А что ты сделал, когда вернулся домой и увидел, что наказание за все эти преступления еще не снято с тебя? Из гордости, себялюбия и своеволия ты попытался вернуть то, что считал своим, даже если это означало насилие, предательство и ложь! «Уступи мне!» – говорил ты, а когда я не смог уступить тебе, ты приказал оскопить меня, изгнать за пределы родины и разлучить со всем, что я знал и любил. И ты понимал, что я предпочту никогда не возвращаться в Венецию, чем обвинить тебя, потому что меня меньше пугает собственное бесчестье, чем угроза исчезновения нашего рода. А теперь ты говоришь мне, что все то, за что ты унизил и искалечил меня, – лишь преследования, тяжелые обязанности и сплошные неприятности!
Боже мой, ты привел в упадок и почти разрушил наш дом, ты погубил и довел до безумия женщину, ты оскопил своего сына и сломал ему жизнь, а теперь осмеливаешься жаловаться на обвинения и подозрения и заявляешь, что тебя вынуждали лгать!
Боже правый, да что же ты такое на самом деле, если твое своеволие, твое себялюбие и твоя гордость требуют такой цены!
– Я ненавижу тебя! – закричал Карло. – Я проклинаю тебя! Я жалею, что не убил тебя! Если бы я мог, то убил бы тебя прямо сейчас!
– О, я охотно этому верю, – ответил Тонио слабым, дрожащим голосом. – И при этом ты снова сказал бы мне, если бы тебе пришлось это сделать, что в этом, как и во всем остальном, у тебя не было выбора!
– Да, да и еще раз да! – ревел Карло.
Тонио замолчал. Он все еще дрожал от силы собственных слов и теперь, казалось, пытался успокоиться, молчанием остудить закипевший гнев. Его глаза были устремлены на Карло, но лишены выражения. Вернее, все лицо обрело прежнее выражение невинности.
– А теперь ты не оставил бы выбора мне, не так ли? – спросил он. – Ты бы сделал все, чтобы я был вынужден убить тебя, здесь, сейчас, хотя все инстинктивные чувства во мне пытаются спасти тебя даже вопреки твоему собственному желанию.
Лицо Карло, застывшее с выражением ярости, еле заметно дрогнуло.
– Я не хочу убивать
Он помолчал, успокаивая дыхание. На его лице отсвечивало пламя очага.
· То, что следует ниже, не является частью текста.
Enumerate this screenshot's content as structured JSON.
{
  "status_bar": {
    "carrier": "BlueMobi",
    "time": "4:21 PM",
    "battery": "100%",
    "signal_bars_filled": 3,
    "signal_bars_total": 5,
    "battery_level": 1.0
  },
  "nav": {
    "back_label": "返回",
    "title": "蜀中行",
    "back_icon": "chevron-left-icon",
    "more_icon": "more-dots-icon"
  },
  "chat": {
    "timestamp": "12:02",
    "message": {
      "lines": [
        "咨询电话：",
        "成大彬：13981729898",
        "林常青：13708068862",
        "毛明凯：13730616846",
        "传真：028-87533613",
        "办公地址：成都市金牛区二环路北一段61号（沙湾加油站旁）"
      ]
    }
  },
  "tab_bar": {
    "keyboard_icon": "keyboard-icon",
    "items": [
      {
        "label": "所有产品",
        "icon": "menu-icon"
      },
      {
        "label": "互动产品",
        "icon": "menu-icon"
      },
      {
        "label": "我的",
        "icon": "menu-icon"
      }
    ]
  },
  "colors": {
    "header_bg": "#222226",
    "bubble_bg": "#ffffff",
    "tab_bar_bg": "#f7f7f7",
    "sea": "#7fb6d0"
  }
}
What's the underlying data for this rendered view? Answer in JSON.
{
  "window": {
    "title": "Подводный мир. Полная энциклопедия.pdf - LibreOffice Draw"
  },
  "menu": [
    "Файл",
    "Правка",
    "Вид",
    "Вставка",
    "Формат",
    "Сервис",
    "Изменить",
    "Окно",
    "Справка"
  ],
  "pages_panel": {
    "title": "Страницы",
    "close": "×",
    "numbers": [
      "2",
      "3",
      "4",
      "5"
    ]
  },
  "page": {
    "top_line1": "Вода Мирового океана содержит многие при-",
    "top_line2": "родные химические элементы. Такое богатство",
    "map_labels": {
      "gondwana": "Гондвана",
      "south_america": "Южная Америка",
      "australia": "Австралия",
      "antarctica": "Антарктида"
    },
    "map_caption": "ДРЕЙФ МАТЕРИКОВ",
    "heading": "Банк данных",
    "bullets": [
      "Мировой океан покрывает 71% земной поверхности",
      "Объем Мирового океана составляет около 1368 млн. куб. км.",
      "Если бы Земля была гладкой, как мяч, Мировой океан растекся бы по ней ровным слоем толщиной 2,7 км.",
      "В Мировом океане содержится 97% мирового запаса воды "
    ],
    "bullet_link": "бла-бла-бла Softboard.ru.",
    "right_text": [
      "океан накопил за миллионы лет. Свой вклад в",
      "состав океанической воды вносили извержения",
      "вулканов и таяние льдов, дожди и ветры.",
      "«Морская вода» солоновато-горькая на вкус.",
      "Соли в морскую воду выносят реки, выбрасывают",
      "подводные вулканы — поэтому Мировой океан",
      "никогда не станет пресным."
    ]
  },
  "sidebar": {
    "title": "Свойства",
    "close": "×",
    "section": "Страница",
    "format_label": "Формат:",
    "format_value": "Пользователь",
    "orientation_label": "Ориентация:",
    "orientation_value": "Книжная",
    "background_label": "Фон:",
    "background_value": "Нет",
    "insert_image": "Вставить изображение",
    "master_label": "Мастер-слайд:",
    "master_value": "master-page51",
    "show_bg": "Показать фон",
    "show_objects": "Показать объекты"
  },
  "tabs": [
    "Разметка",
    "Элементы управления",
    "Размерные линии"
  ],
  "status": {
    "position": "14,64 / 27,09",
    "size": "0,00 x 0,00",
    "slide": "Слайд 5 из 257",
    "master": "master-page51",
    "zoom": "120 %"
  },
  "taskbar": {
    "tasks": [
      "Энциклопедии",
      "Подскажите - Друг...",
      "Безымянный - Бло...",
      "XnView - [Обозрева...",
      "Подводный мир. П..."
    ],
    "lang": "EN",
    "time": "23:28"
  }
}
– Я имею в виду то, что ты – сын Андреа, – объяснил он медленно, почти устало. – Что ты – его плоть и кровь и ты – моя плоть и кровь. Что ты – Трески, хозяин дома моего деда. Что на твоем попечении находятся мои малолетние братья, которых я не хочу оставить круглыми сиротами. И что ты, несмотря на твои горькие жалобы на это, представляешь в правительстве Венеции нашу фамилию!
Ради всего этого я сохранил бы тебе жизнь. Ради этого я приехал сюда, надеясь, что смогу сохранить тебе жизнь, а еще и ради той печальной истины, что ты – мой отец, мой отец, и я не хочу, чтобы мои руки обагрились твоей кровью!
Тонио снова остановился. Нож он по-прежнему держал в руках, а глаза его стали далекими и тусклыми. Казалось, страшная усталость навалилась на него и в его настроении произошла резкая перемена.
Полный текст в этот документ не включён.